Discuss the affinity and efficacy of antagonists.

A

Antagonists have affinity for the receptors however zero efficacy, as they do not cause an effect.

49
Q

What are the two types of agonists and how are they differentiated?

A

Full agonist - increase of drug dosage results in the maximal response of drug effect. Full efficacy.
Partial agonist - continued increase of drug dosage does not reach 100% response as it is capped. Partial efficacy.

50
Q

What are the two types of antagonists and how are they different?

A

Competitive antagonist - binds reversible to the receptor, temporarily blocking it. The agonist will compete for the receptor with the competitive antagonist.
Irreversible antagonist - binds permanently to the receptor, blocking it long term or permanently. The antagonist is unable to bind to the receptor.

51
Q

Discuss the link between potency and dosage.

A

A drug with a higher potency requires a lower dosage to produce a particular effect.

52
Q

Drug A and Drug B have equal efficacy. Drug A has higher potency than Drug B. Which one should be used?

A

Either is able to produce the maximal response although drug B would require higher dosage.

53
Q

What value is used to compare potency?

A

ED50

54
Q

Discuss the reciprocity of specificity.

A

Drugs should be specific to a drug target. Drug targets should be specific to the drug also.

55
Q

Discuss the two types of side effects and what they are.

A

On-target - side effects which occur at the specific drug target.
Off-target - side effects which occur at non specific drug targets.

56
Q

What are the curves that can be dawn for in vivo and in vitro experiments?

A

In vitro - log concentration-effect curves

In vivo - log dose-effect curves

57
Q

Define receptor occupancy.

A

Determines the proportion of receptors that are transiently binding to drugs.

58
Q

Discuss the spare receptor theory.

A

If Emax can be achieved without using all of the receptors, then spare receptors are present, which is referred to as the spare receptor theory.

59
Q

Define Emax.

A

The maximal response that can be achieved from a tissue.

60
Q

What are the two types of efficacy? Define each type.

A

Intrinsic - ability of the drug to cause an effect once bound to the receptor.
Extrinsic - ability of the tissue to produce the response once it has been activated by a drug binding to it.

61
Q

Discuss the link between partial/ full agonists and receptor occupancy.

A

Drugs can appear as full agonists if the tissue has a high number of receptors.

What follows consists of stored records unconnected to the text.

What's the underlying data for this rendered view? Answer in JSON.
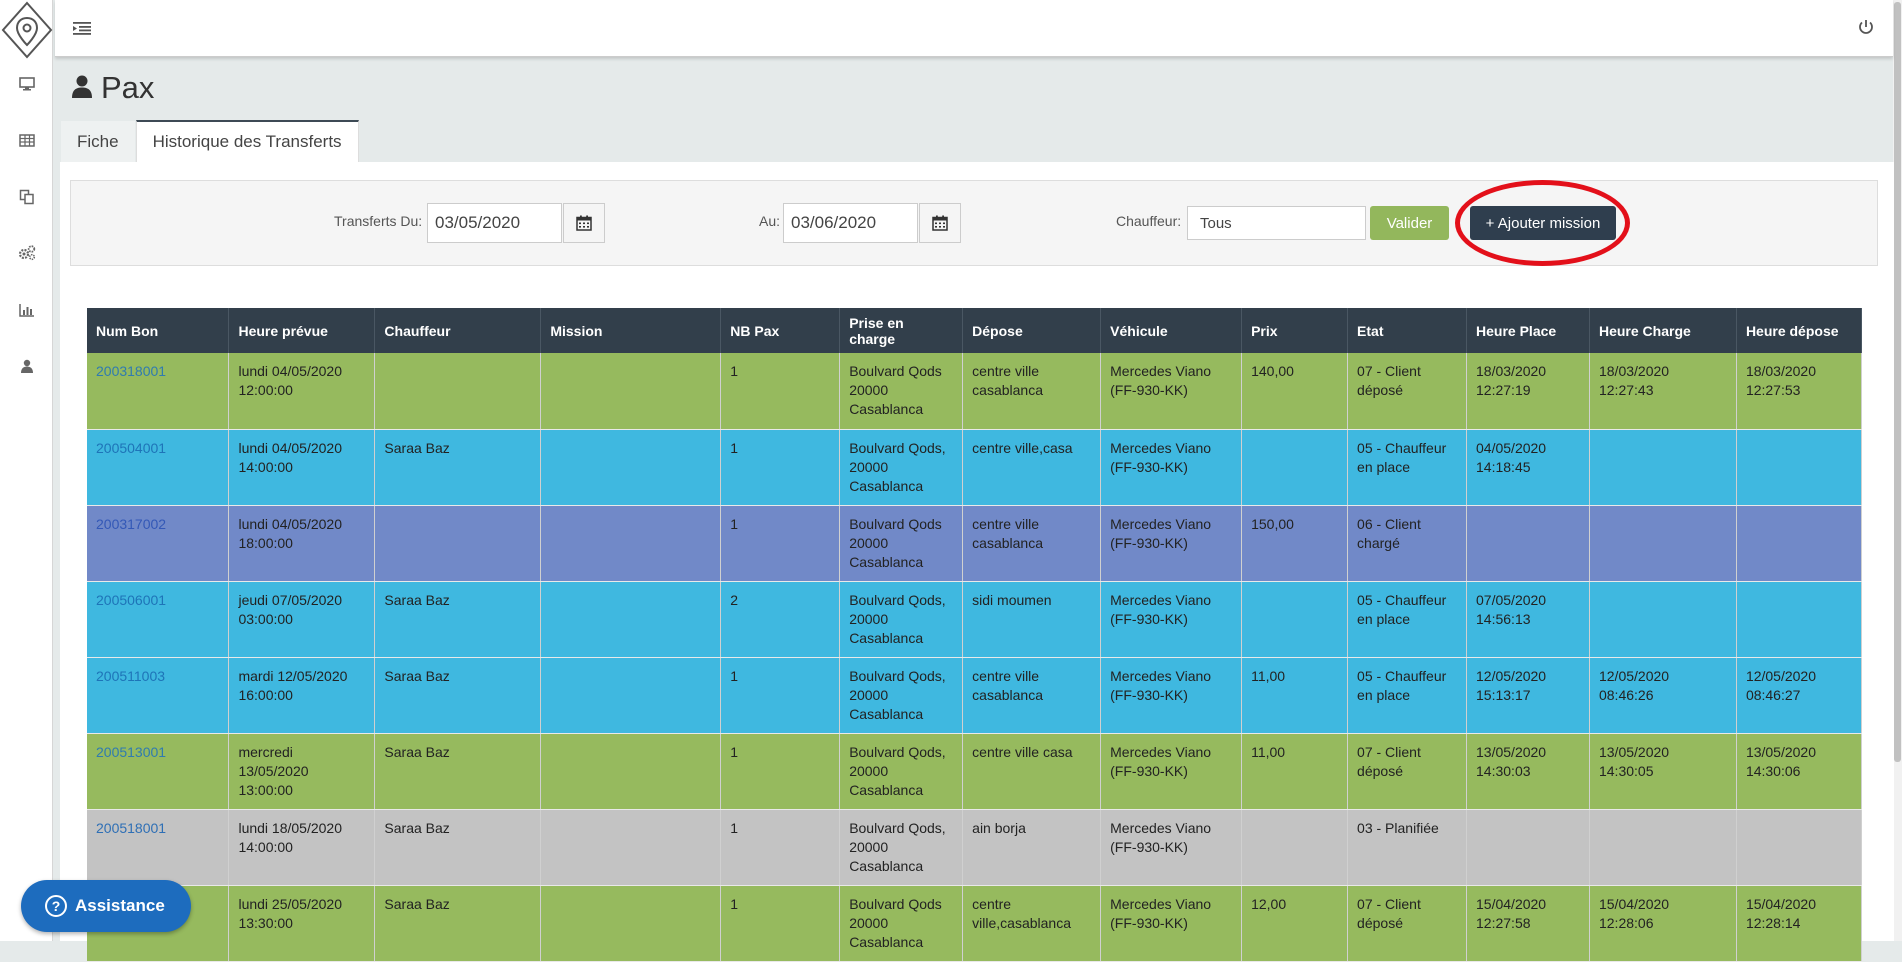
{
  "page": {
    "title": "Pax"
  },
  "tabs": [
    {
      "label": "Fiche"
    },
    {
      "label": "Historique des Transferts"
    }
  ],
  "filters": {
    "from_label": "Transferts Du:",
    "from_value": "03/05/2020",
    "to_label": "Au:",
    "to_value": "03/06/2020",
    "driver_label": "Chauffeur:",
    "driver_value": "Tous",
    "validate_label": "Valider",
    "add_mission_label": "+ Ajouter mission"
  },
  "table": {
    "headers": [
      "Num Bon",
      "Heure prévue",
      "Chauffeur",
      "Mission",
      "NB Pax",
      "Prise en charge",
      "Dépose",
      "Véhicule",
      "Prix",
      "Etat",
      "Heure Place",
      "Heure Charge",
      "Heure dépose"
    ],
    "rows": [
      {
        "num": "200318001",
        "heure": "lundi 04/05/2020 12:00:00",
        "chauffeur": "",
        "mission": "",
        "pax": "1",
        "prise": "Boulvard Qods 20000 Casablanca",
        "depose": "centre ville casablanca",
        "vehicule": "Mercedes Viano (FF-930-KK)",
        "prix": "140,00",
        "etat": "07 - Client déposé",
        "place": "18/03/2020 12:27:19",
        "charge": "18/03/2020 12:27:43",
        "hdepose": "18/03/2020 12:27:53"
      },
      {
        "num": "200504001",
        "heure": "lundi 04/05/2020 14:00:00",
        "chauffeur": "Saraa Baz",
        "mission": "",
        "pax": "1",
        "prise": "Boulvard Qods, 20000 Casablanca",
        "depose": "centre ville,casa",
        "vehicule": "Mercedes Viano (FF-930-KK)",
        "prix": "",
        "etat": "05 - Chauffeur en place",
        "place": "04/05/2020 14:18:45",
        "charge": "",
        "hdepose": ""
      },
      {
        "num": "200317002",
        "heure": "lundi 04/05/2020 18:00:00",
        "chauffeur": "",
        "mission": "",
        "pax": "1",
        "prise": "Boulvard Qods 20000 Casablanca",
        "depose": "centre ville casablanca",
        "vehicule": "Mercedes Viano (FF-930-KK)",
        "prix": "150,00",
        "etat": "06 - Client chargé",
        "place": "",
        "charge": "",
        "hdepose": ""
      },
      {
        "num": "200506001",
        "heure": "jeudi 07/05/2020 03:00:00",
        "chauffeur": "Saraa Baz",
        "mission": "",
        "pax": "2",
        "prise": "Boulvard Qods, 20000 Casablanca",
        "depose": "sidi moumen",
        "vehicule": "Mercedes Viano (FF-930-KK)",
        "prix": "",
        "etat": "05 - Chauffeur en place",
        "place": "07/05/2020 14:56:13",
        "charge": "",
        "hdepose": ""
      },
      {
        "num": "200511003",
        "heure": "mardi 12/05/2020 16:00:00",
        "chauffeur": "Saraa Baz",
        "mission": "",
        "pax": "1",
        "prise": "Boulvard Qods, 20000 Casablanca",
        "depose": "centre ville casablanca",
        "vehicule": "Mercedes Viano (FF-930-KK)",
        "prix": "11,00",
        "etat": "05 - Chauffeur en place",
        "place": "12/05/2020 15:13:17",
        "charge": "12/05/2020 08:46:26",
        "hdepose": "12/05/2020 08:46:27"
      },
      {
        "num": "200513001",
        "heure": "mercredi 13/05/2020 13:00:00",
        "chauffeur": "Saraa Baz",
        "mission": "",
        "pax": "1",
        "prise": "Boulvard Qods, 20000 Casablanca",
        "depose": "centre ville casa",
        "vehicule": "Mercedes Viano (FF-930-KK)",
        "prix": "11,00",
        "etat": "07 - Client déposé",
        "place": "13/05/2020 14:30:03",
        "charge": "13/05/2020 14:30:05",
        "hdepose": "13/05/2020 14:30:06"
      },
      {
        "num": "200518001",
        "heure": "lundi 18/05/2020 14:00:00",
        "chauffeur": "Saraa Baz",
        "mission": "",
        "pax": "1",
        "prise": "Boulvard Qods, 20000 Casablanca",
        "depose": "ain borja",
        "vehicule": "Mercedes Viano (FF-930-KK)",
        "prix": "",
        "etat": "03 - Planifiée",
        "place": "",
        "charge": "",
        "hdepose": ""
      },
      {
        "num": "",
        "heure": "lundi 25/05/2020 13:30:00",
        "chauffeur": "Saraa Baz",
        "mission": "",
        "pax": "1",
        "prise": "Boulvard Qods 20000 Casablanca",
        "depose": "centre ville,casablanca",
        "vehicule": "Mercedes Viano (FF-930-KK)",
        "prix": "12,00",
        "etat": "07 - Client déposé",
        "place": "15/04/2020 12:27:58",
        "charge": "15/04/2020 12:28:06",
        "hdepose": "15/04/2020 12:28:14"
      }
    ]
  },
  "assistance": {
    "label": "Assistance"
  },
  "icons": {
    "sidebar": [
      "desktop-icon",
      "table-icon",
      "copy-icon",
      "cogs-icon",
      "bar-chart-icon",
      "user-icon"
    ],
    "topbar": [
      "menu-toggle-icon",
      "power-icon"
    ]
  },
  "colors": {
    "green_row": "#96ba5e",
    "blue_row": "#3fb8e0",
    "purple_row": "#7189c8",
    "grey_row": "#c3c3c3",
    "header_bg": "#323f4b",
    "validate_btn": "#93b75c",
    "add_btn": "#2f3e4e",
    "annotation_circle": "#e3101a"
  }
}
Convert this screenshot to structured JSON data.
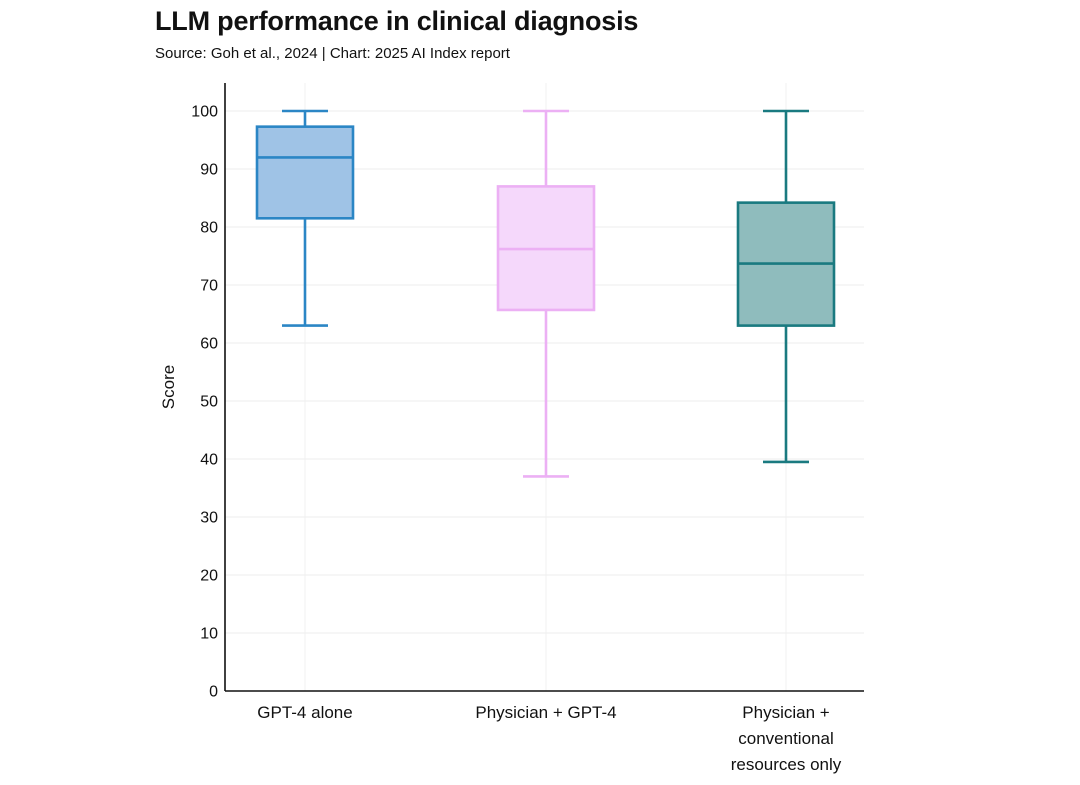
{
  "chart_data": {
    "type": "box",
    "title": "LLM performance in clinical diagnosis",
    "subtitle": "Source: Goh et al., 2024 | Chart: 2025 AI Index report",
    "xlabel": "",
    "ylabel": "Score",
    "ylim": [
      0,
      100
    ],
    "yticks": [
      0,
      10,
      20,
      30,
      40,
      50,
      60,
      70,
      80,
      90,
      100
    ],
    "grid": true,
    "categories": [
      [
        "GPT-4 alone"
      ],
      [
        "Physician + GPT-4"
      ],
      [
        "Physician +",
        "conventional",
        "resources only"
      ]
    ],
    "series": [
      {
        "name": "GPT-4 alone",
        "min": 63,
        "q1": 81.5,
        "median": 92,
        "q3": 97.3,
        "max": 100,
        "stroke": "#2b86c5",
        "fill": "#9fc3e6"
      },
      {
        "name": "Physician + GPT-4",
        "min": 37,
        "q1": 65.7,
        "median": 76.2,
        "q3": 87,
        "max": 100,
        "stroke": "#ecb0f4",
        "fill": "#f5d8fb"
      },
      {
        "name": "Physician + conventional resources only",
        "min": 39.5,
        "q1": 63,
        "median": 73.7,
        "q3": 84.2,
        "max": 100,
        "stroke": "#1a7a80",
        "fill": "#8fbcbd"
      }
    ]
  }
}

The same drug can appear as a partial agonist in a tissue with low receptors.

62
Q

Is there a link between potency and receptor occupancy?

A

Generally, drugs with a high potency also have a high affinity which would lead to a high receptor occupancy.

63
Q

What happens to the ED50 if a competitive receptor antagonist is added at the same drug dose?

A

Direct decrease.

64
Q

If two drugs are able to induce a 100% response, one at a lower drug dosage and the other at a higher drug dosage, which is considered more potent?

A

The lower drug dosage drug is considered more potent.

65
Q

Can potency be determined by the response evoked by different drugs at different dosages? If yes/no, how?

A

No - would require response at one specific dosage across all drugs.

66
Q

If drug binds to specific target and the production of an endogenous compound is increased, what is the drug target likely to be?

A

Enzyme. Involved in production of many chemical species.

67
Q

If a drug binds to a target and the response is an influx of ions, what is the drug target likely to be?

A

Ion channel. Aids the rapid movement of ions into or out of a cell.